Moises: Third party etiquette

Moises: Third party etiquette

@AndreaDiamante: My boyfriend is from a wealthy family who are into arranged marriages. I am fully convinced he is not in love with his fiancé. Yes, they are engaged. We have been in a relationship since we were in college. It’s just that I am not Chinese and his family insists that he marries one. And true enough, they are tying the knot in June. Does this mean I will be a mistress for good? How should I act as a third party?

DJ: Start by recognizing your worth. You deserve better. When people are about to marry, they usually think about buying a house and having kids to form a family. Because you’re the third party, you’re essentially putting yourself in the position to wreck all these. Okay, he says he doesn’t love her. But why is he not choosing you? If he can’t untangle himself, the attachment runs deeper than you realize. And if he would rather cheat on her to be with you, why do you think he’s worth your life?

Know your place. You’re playing second. Dude has a girlfriend he can break up with and doesn’t. That says a lot about him and none of it is good. He is stringing you along to keep his comfort and security. In return, you’re giving him your all. You deserve someone who can handle tough situations with integrity. Sticking around will only lead to more pain, jealousy, anxiety and guilt.

You’re competing for his attention and affection, more so when they’ll be a family. It’s easy to feel that you’re not good enough or that you’re falling short leading to feelings of inadequacy and low self-worth. The works. You’re caught in emotional turmoil every single day. And a healthy relationship is one where there is no hiding, you don’t have to nor should you be afraid of people seeing you two together.

I understand it must be difficult to openly discuss this with a stranger like me. Don’t get me wrong. I’m not here to judge. This is not even about societal norms. Have you ever had a friend telling you that you are selling yourself short? Even if we don’t know each other, I’m here to offer some real talk so you can make informed choices.

It’s common for people to say yes to things they should say no to. Like staying in a dead-end relationship. It’s not impossible for people to have a super hard time leaving a situation. They’d choose to be unhappy for so long. But you can be different.

Reject any notion of “I am with her but my heart is with you.” No friggin’ way! Otherwise, stop watching too many series. Someone who truly loves you would never make you question your worth. You know your worth. It’s only a matter of remembering it. Deep down, you know you’re getting less than you deserve.

I know this is easier said than done. But believe me, it’s better to go through the pain now so you do yourself justice, rather than staying comfortable in the short term but experiencing limited love, joy and happiness in the long term.

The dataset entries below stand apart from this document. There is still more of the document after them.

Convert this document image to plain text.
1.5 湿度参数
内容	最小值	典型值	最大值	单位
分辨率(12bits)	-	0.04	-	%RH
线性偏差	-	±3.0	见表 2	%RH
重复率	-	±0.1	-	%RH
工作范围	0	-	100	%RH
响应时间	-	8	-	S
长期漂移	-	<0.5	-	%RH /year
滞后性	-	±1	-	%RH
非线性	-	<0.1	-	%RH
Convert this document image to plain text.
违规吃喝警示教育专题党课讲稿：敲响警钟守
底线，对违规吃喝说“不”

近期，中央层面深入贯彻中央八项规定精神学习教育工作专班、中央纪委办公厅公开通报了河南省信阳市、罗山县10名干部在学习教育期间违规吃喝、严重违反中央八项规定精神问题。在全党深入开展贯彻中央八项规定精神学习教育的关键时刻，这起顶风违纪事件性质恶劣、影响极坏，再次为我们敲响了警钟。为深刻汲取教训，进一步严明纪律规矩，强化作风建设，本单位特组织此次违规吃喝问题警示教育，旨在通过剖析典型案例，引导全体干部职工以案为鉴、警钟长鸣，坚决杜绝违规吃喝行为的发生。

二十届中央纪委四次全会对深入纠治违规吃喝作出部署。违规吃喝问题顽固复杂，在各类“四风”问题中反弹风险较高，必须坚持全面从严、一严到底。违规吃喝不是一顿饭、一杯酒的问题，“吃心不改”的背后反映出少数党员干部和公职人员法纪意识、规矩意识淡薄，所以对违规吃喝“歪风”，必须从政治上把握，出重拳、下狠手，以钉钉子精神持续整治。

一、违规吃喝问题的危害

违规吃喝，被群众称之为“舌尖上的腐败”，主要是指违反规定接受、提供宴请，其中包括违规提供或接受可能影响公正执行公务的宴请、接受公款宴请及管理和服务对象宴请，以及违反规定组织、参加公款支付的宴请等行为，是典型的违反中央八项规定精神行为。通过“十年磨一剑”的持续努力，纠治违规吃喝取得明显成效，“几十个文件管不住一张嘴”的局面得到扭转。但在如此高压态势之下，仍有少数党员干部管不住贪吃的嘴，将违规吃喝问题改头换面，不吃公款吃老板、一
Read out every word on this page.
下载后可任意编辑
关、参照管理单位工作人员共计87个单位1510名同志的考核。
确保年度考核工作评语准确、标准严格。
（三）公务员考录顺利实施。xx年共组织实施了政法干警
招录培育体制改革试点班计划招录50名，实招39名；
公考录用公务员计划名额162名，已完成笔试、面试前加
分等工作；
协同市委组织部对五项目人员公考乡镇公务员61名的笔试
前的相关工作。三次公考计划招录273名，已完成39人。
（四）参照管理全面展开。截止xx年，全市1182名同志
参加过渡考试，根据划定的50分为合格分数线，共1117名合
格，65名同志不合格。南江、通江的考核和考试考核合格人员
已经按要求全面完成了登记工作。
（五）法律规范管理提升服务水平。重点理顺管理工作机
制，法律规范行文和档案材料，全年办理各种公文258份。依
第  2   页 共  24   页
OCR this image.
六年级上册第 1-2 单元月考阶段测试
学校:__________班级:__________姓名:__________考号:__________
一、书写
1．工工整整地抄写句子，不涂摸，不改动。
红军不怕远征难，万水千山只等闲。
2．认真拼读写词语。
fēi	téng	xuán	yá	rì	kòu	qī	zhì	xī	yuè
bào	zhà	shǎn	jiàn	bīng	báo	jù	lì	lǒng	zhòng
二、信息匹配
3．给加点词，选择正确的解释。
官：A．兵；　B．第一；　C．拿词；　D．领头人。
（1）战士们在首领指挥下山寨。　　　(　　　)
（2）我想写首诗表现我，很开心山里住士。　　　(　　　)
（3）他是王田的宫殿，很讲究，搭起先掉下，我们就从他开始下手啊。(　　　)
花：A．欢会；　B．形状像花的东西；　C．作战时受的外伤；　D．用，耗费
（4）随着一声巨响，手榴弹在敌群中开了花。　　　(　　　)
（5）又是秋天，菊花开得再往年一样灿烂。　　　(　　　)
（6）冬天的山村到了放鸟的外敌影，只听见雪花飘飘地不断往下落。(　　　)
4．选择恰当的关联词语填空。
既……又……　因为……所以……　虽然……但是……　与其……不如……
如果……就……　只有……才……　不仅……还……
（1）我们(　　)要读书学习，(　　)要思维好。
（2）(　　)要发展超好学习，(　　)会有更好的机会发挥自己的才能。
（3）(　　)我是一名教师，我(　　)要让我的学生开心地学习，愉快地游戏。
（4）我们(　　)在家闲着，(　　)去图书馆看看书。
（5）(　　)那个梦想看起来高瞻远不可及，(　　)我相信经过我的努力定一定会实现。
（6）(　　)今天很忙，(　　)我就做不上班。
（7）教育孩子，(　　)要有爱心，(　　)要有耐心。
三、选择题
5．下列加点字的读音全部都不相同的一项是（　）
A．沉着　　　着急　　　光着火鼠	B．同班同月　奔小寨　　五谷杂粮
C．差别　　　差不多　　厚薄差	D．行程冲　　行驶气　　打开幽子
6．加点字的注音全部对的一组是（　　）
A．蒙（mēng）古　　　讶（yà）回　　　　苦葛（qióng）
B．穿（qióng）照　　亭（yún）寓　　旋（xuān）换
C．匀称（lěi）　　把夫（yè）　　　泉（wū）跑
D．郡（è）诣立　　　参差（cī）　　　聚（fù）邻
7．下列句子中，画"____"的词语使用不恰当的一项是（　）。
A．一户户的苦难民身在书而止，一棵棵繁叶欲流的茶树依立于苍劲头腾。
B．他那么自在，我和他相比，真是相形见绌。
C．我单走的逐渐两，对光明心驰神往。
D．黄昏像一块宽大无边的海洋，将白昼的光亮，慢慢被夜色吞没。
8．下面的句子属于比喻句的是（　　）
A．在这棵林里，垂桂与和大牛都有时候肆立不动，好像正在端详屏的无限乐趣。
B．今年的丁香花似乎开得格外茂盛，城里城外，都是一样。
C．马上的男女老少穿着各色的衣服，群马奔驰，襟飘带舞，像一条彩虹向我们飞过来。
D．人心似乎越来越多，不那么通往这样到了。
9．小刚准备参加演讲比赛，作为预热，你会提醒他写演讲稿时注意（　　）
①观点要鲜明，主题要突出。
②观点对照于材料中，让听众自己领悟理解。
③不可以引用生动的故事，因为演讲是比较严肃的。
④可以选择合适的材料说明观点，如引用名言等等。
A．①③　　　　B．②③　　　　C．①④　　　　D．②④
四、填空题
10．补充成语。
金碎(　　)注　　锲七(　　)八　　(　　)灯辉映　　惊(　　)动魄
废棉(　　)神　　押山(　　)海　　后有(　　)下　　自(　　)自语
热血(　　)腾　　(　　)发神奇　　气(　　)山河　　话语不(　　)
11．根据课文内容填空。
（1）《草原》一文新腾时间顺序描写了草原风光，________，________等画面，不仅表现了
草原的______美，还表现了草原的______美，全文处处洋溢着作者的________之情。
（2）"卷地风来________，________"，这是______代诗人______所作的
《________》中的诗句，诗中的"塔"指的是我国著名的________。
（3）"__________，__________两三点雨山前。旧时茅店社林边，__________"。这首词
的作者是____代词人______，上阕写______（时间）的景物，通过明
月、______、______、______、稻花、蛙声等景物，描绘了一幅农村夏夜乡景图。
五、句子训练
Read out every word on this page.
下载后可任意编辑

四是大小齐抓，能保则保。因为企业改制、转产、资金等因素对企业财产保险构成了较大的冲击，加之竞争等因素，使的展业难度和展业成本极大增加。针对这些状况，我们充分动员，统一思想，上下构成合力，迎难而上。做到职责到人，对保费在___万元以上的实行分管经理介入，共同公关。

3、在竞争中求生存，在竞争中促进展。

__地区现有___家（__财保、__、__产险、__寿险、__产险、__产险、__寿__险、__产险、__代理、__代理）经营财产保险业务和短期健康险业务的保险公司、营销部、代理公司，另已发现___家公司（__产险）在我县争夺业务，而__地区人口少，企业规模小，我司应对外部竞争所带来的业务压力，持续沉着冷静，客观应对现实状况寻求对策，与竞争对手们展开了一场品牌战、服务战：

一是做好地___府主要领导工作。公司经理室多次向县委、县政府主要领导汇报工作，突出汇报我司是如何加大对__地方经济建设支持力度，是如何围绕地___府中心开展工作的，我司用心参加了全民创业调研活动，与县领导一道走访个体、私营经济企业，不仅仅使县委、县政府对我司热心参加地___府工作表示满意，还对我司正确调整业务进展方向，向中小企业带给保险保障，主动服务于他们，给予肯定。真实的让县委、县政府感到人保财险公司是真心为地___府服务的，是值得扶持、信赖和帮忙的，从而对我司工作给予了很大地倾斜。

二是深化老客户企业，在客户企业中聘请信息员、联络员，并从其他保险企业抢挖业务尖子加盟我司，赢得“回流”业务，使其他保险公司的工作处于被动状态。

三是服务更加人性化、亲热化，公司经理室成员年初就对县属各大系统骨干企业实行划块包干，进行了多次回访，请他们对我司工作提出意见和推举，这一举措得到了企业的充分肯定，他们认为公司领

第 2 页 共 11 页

Better the initial sting than the long and painful agony.

They are yet to get married. This is your chance to break the cycle. So many people are together and not in love, and so many are in love and not together. It’s still your choice at the end of the day. Don’t let him continue to take advantage of you without putting in the effort to deserve you. It does not matter if he looks like Piolo Pascual or Pepe Herrera or how stimulating the conversation is until he has proven that he is worthy. Worth is not about being a good person. It’s about showing what he wants in his mind, heart and spirit, and is willing to care for it.

You will never have the person you deserve if you don’t act like that’s what you deserve. I understand if it’s tempting to think about why you can’t do it. But you can think harder about why you can do it. Everyone starts somewhere. And you are a beautiful work in progress.